I already have came up with a SIMD implementation that is ~1.15x faster than a simple lookup table, but would like to improve it if possible, which I think is very hard due to lack of efficient instructions.
My SIMD implementation uses 16bit fixed point arithmetic to evaluate a 3rd degree polynomial (I use least squares fit). The polynomial uses different coefficients for different input ranges. There are 8 ranges, and range i spans (64)2^i to (64)2^(i + 1).
The rational behind this is the derivatives of Log[x] drop rapidly with x, meaning a polynomial will fit it more accurately since polynomials are an exact fit for functions that have a derivative of 0 beyond a certain order.

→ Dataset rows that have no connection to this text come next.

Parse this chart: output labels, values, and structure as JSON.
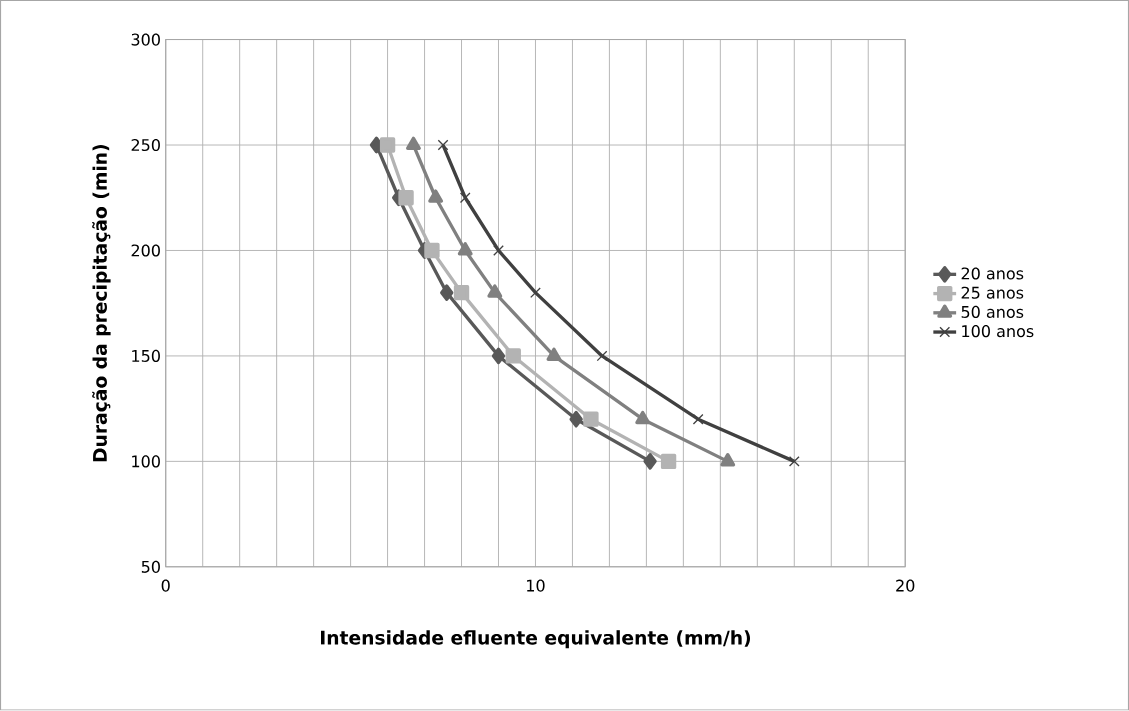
{
  "chart_data": {
    "type": "line",
    "xlabel": "Intensidade efluente equivalente (mm/h)",
    "ylabel": "Duração da precipitação (min)",
    "xlim": [
      0,
      20
    ],
    "ylim": [
      50,
      300
    ],
    "xticks": [
      0,
      {
        "value": 1,
        "label": null
      },
      {
        "value": 2,
        "label": null
      },
      {
        "value": 3,
        "label": null
      },
      {
        "value": 4,
        "label": null
      },
      {
        "value": 5,
        "label": null
      },
      {
        "value": 6,
        "label": null
      },
      {
        "value": 7,
        "label": null
      },
      {
        "value": 8,
        "label": null
      },
      {
        "value": 9,
        "label": null
      },
      10,
      {
        "value": 11,
        "label": null
      },
      {
        "value": 12,
        "label": null
      },
      {
        "value": 13,
        "label": null
      },
      {
        "value": 14,
        "label": null
      },
      {
        "value": 15,
        "label": null
      },
      {
        "value": 16,
        "label": null
      },
      {
        "value": 17,
        "label": null
      },
      {
        "value": 18,
        "label": null
      },
      {
        "value": 19,
        "label": null
      },
      20
    ],
    "yticks": [
      50,
      100,
      150,
      200,
      250,
      300
    ],
    "grid": true,
    "legend": "right",
    "series": [
      {
        "name": "20 anos",
        "color": "#595959",
        "marker": "diamond",
        "x": [
          5.7,
          6.3,
          7.0,
          7.6,
          9.0,
          11.1,
          13.1
        ],
        "values": [
          250,
          225,
          200,
          180,
          150,
          120,
          100
        ]
      },
      {
        "name": "25 anos",
        "color": "#b3b3b3",
        "marker": "square",
        "x": [
          6.0,
          6.5,
          7.2,
          8.0,
          9.4,
          11.5,
          13.6
        ],
        "values": [
          250,
          225,
          200,
          180,
          150,
          120,
          100
        ]
      },
      {
        "name": "50 anos",
        "color": "#808080",
        "marker": "triangle",
        "x": [
          6.7,
          7.3,
          8.1,
          8.9,
          10.5,
          12.9,
          15.2
        ],
        "values": [
          250,
          225,
          200,
          180,
          150,
          120,
          100
        ]
      },
      {
        "name": "100 anos",
        "color": "#404040",
        "marker": "cross",
        "x": [
          7.5,
          8.1,
          9.0,
          10.0,
          11.8,
          14.4,
          17.0
        ],
        "values": [
          250,
          225,
          200,
          180,
          150,
          120,
          100
        ]
      }
    ]
  }
}
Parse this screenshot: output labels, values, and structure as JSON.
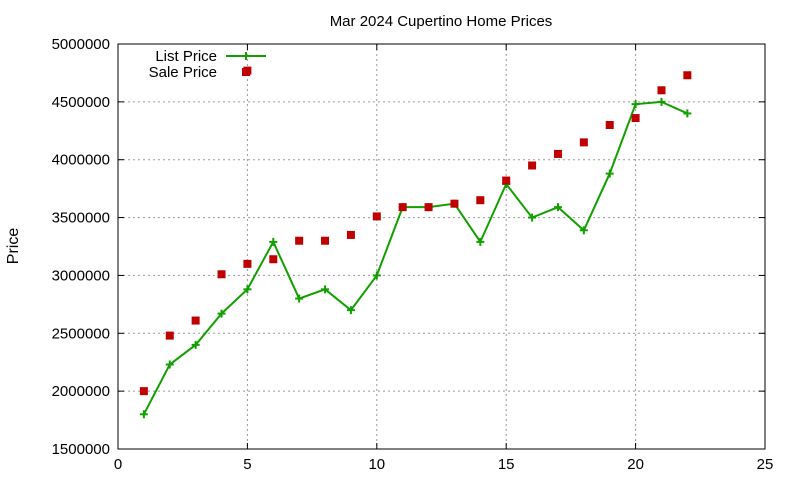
{
  "chart_data": {
    "type": "line",
    "title": "Mar 2024 Cupertino Home Prices",
    "xlabel": "",
    "ylabel": "Price",
    "xlim": [
      0,
      25
    ],
    "ylim": [
      1500000,
      5000000
    ],
    "xticks": [
      0,
      5,
      10,
      15,
      20,
      25
    ],
    "yticks": [
      1500000,
      2000000,
      2500000,
      3000000,
      3500000,
      4000000,
      4500000,
      5000000
    ],
    "grid": true,
    "legend_position": "top-left",
    "series": [
      {
        "name": "List Price",
        "style": "line+cross",
        "color": "#11a000",
        "x": [
          1,
          2,
          3,
          4,
          5,
          6,
          7,
          8,
          9,
          10,
          11,
          12,
          13,
          14,
          15,
          16,
          17,
          18,
          19,
          20,
          21,
          22
        ],
        "y": [
          1800000,
          2230000,
          2400000,
          2670000,
          2880000,
          3290000,
          2800000,
          2880000,
          2700000,
          3000000,
          3590000,
          3590000,
          3620000,
          3290000,
          3790000,
          3500000,
          3590000,
          3390000,
          3880000,
          4480000,
          4500000,
          4400000
        ]
      },
      {
        "name": "Sale Price",
        "style": "square",
        "color": "#c00000",
        "x": [
          1,
          2,
          3,
          4,
          5,
          6,
          7,
          8,
          9,
          10,
          11,
          12,
          13,
          14,
          15,
          16,
          17,
          18,
          19,
          20,
          21,
          22
        ],
        "y": [
          2000000,
          2480000,
          2610000,
          3010000,
          3100000,
          3140000,
          3300000,
          3300000,
          3350000,
          3510000,
          3590000,
          3590000,
          3620000,
          3650000,
          3820000,
          3950000,
          4050000,
          4150000,
          4300000,
          4360000,
          4600000,
          4730000
        ]
      },
      {
        "name": "",
        "style": "square",
        "color": "#c00000",
        "x": [
          5
        ],
        "y": [
          4770000
        ]
      }
    ]
  }
}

SIMD table lookups are done very efficiently with a single _mm_shuffle_epi8(). I use SSE's float to int conversion to get the exponent and significand used for the fixed point approximation. I also software pipelined the loop to get ~1.25x speedup, so further code optimizations are probably unlikely.

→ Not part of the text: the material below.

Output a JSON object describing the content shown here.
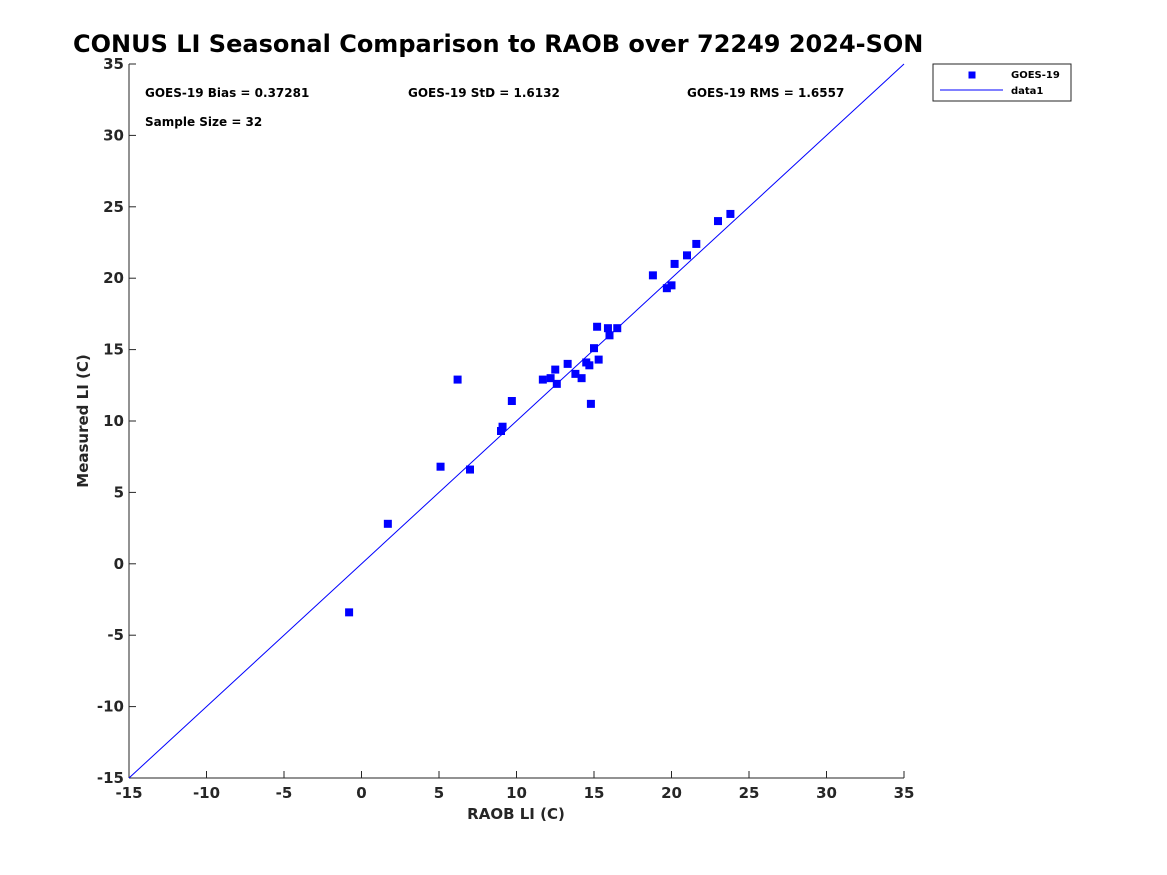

What I'm asking is if there's a more efficient approximation at a higher level?
For example:
Can this function be decomposed into functions with a limited domain like
log2((2^x) * significand) = x + log2(significand)
hence eliminating the need to deal with different ranges (table lookups). The main problem I think is adding the k1 term kills all those nice log properties that we know and love, making it not possible. Or is it?

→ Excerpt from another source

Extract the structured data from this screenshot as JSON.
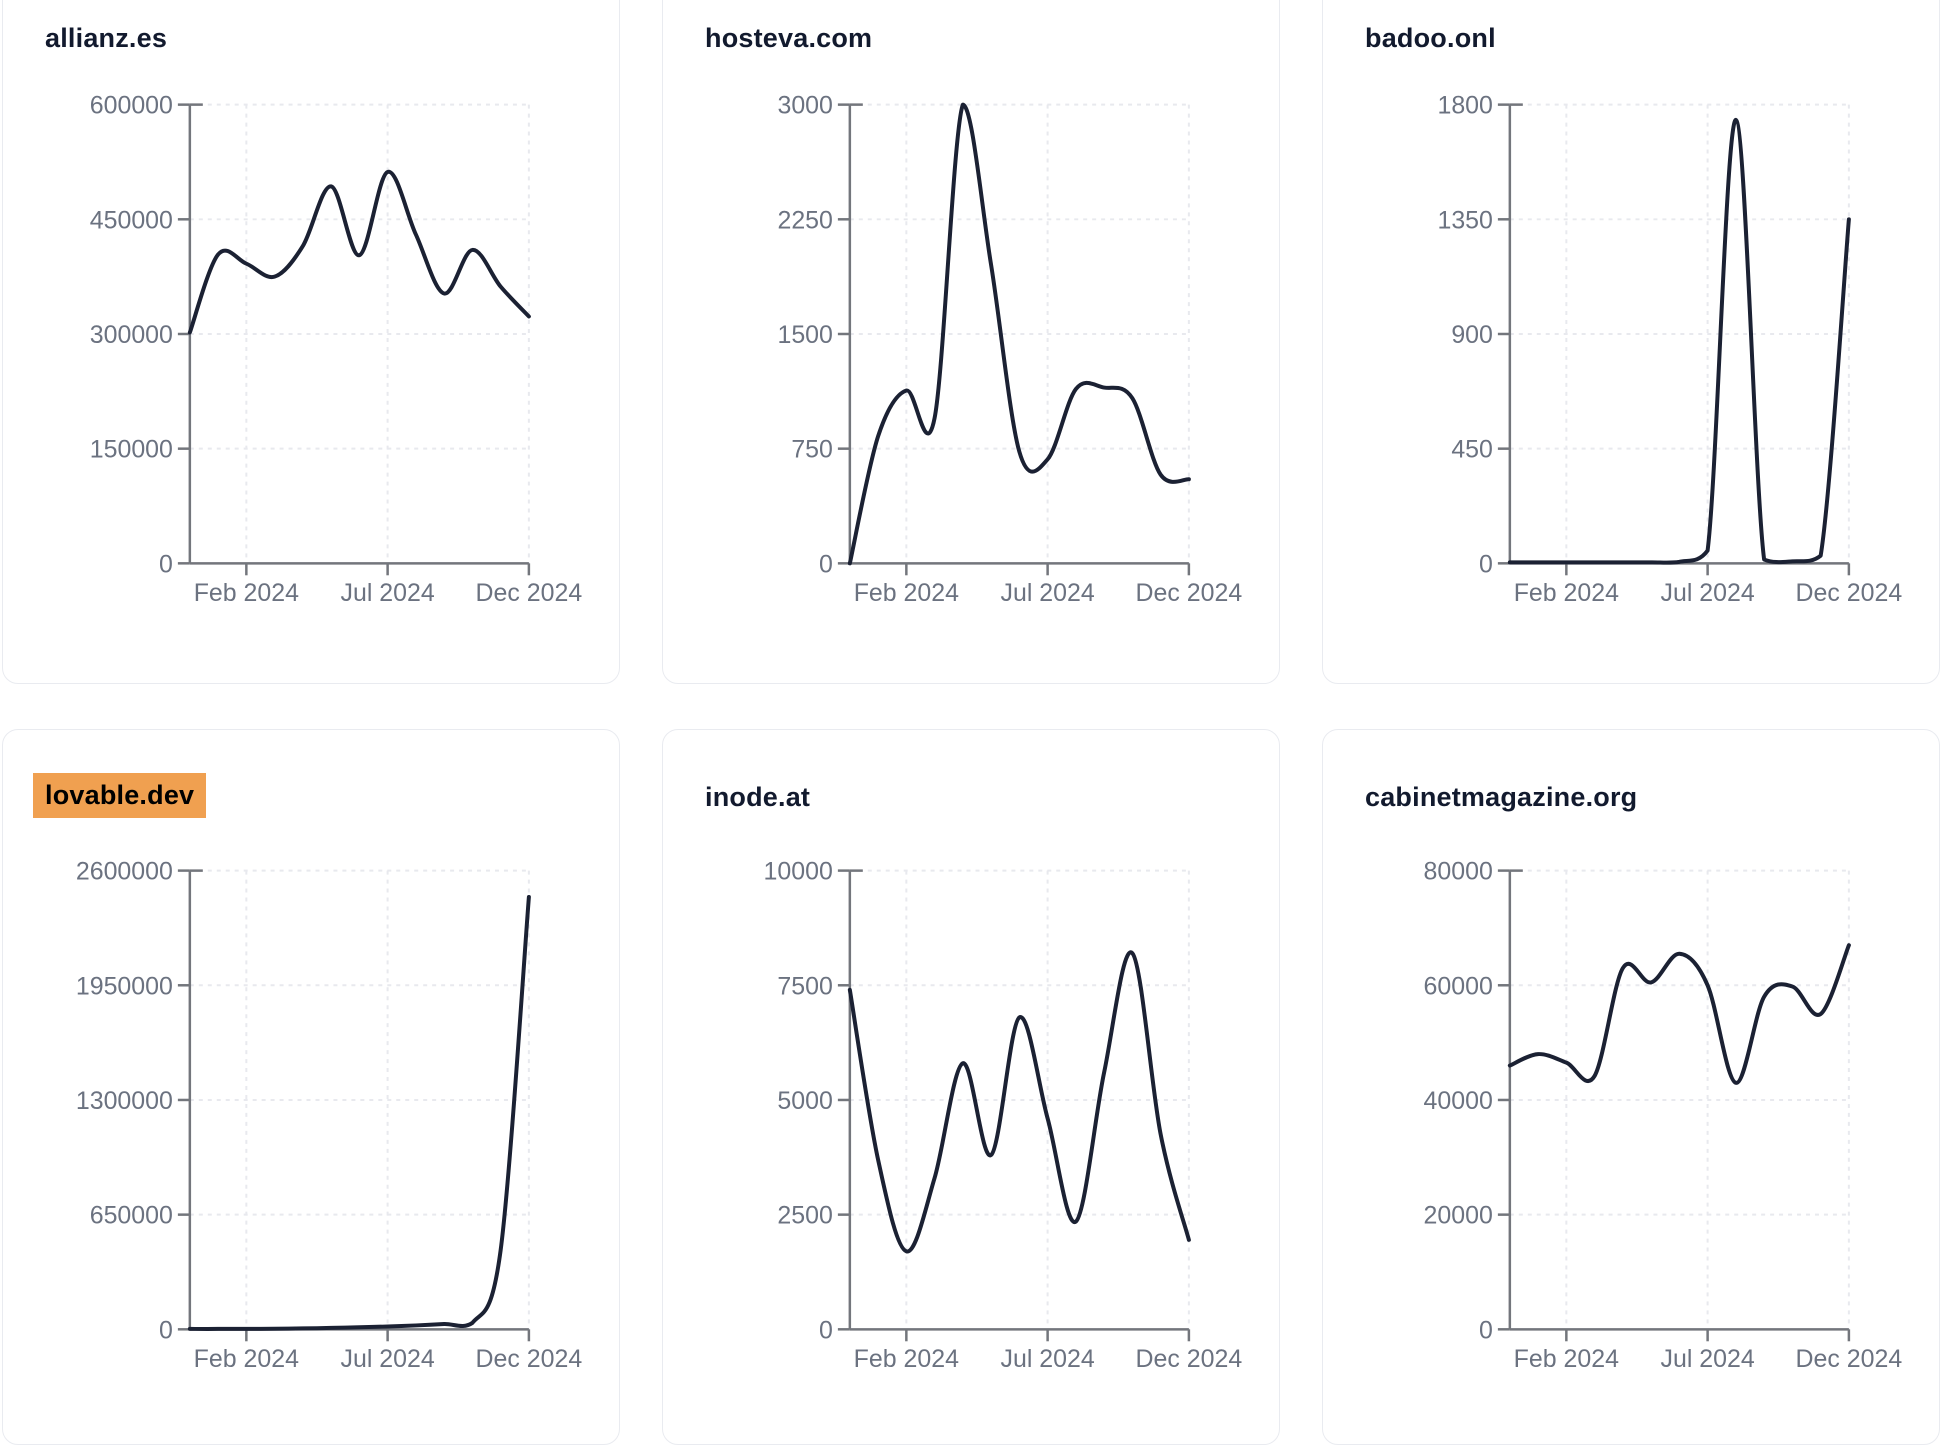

Iterative method? don't think so because the Newton method for log[x] is already a complicated expression
Exploiting locality of neighboring pixels? - if the range of the 8 inputs fall in the same approximation range, then I can look up a single coefficient, instead of looking up separate coefficients for each element. Thus, I can use this as a fast common case, and use a slower, general code path when it isn't. But for my data, the range needs to be ~2000 before this property hold 70% of the time, which doesn't seem to make this method competitive.
Please, give me some opinion, especially if you're an applied mathematician, even if you say it can't be done. Thanks.
You should be able to improve on least-squares fitting by using Chebyshev approximation. (The idea is, you're looking for the approximation whose worst-case deviation in a range is least; least-squares instead looks for the one whose summed squared difference is least.) I would guess this doesn't make a huge difference for your problem, but I'm not sure -- hopefully it could reduce the number of ranges you need to split into, somewhat.
If there's already a fast implementation of log(x), maybe compute P(x) * log(x) where P(x) is a polynomial chosen by Chebyshev approximation. (Instead of trying to do the whole function as a polynomial approx -- to need less range-reduction.)
I'm an amateur here -- just dipping my toe in as there aren't a lot of answers already.
One observation:
You can find an expression for how large x needs to be as a function of k0 and k1, such that the term x^k0 dominates k1 enough for the approximation:
x^k0 +k1 ~= x^k0, allowing you to approximately evaluate the function as
k0*Log(x).
This would take care of all x's above some value.
I recently read how the sRGB model compresses physical tri stimulus values into stored RGB values.
It basically is very similar to the function I try to approximate, except that it's defined piece wise:
k0 x, x < 0.0031308
k1 x^0.417 - k2 otherwise
I was told the constant addition in Log[x^k0 + k1] was to make the beginning of the function more linear. But that can easily be achieved with a piece wise approximation. That would make the approximation a lot more "uniform" - with only 2 approximation ranges. This should be cheaper to compute due to no longer needing to compute an approximation range index (integer log) and doing SIMD coefficient lookup.
For now, I conclude this will be the best approach, even though it doesn't approximate the function precisely. The hard part will be proposing this change and convincing people to use it.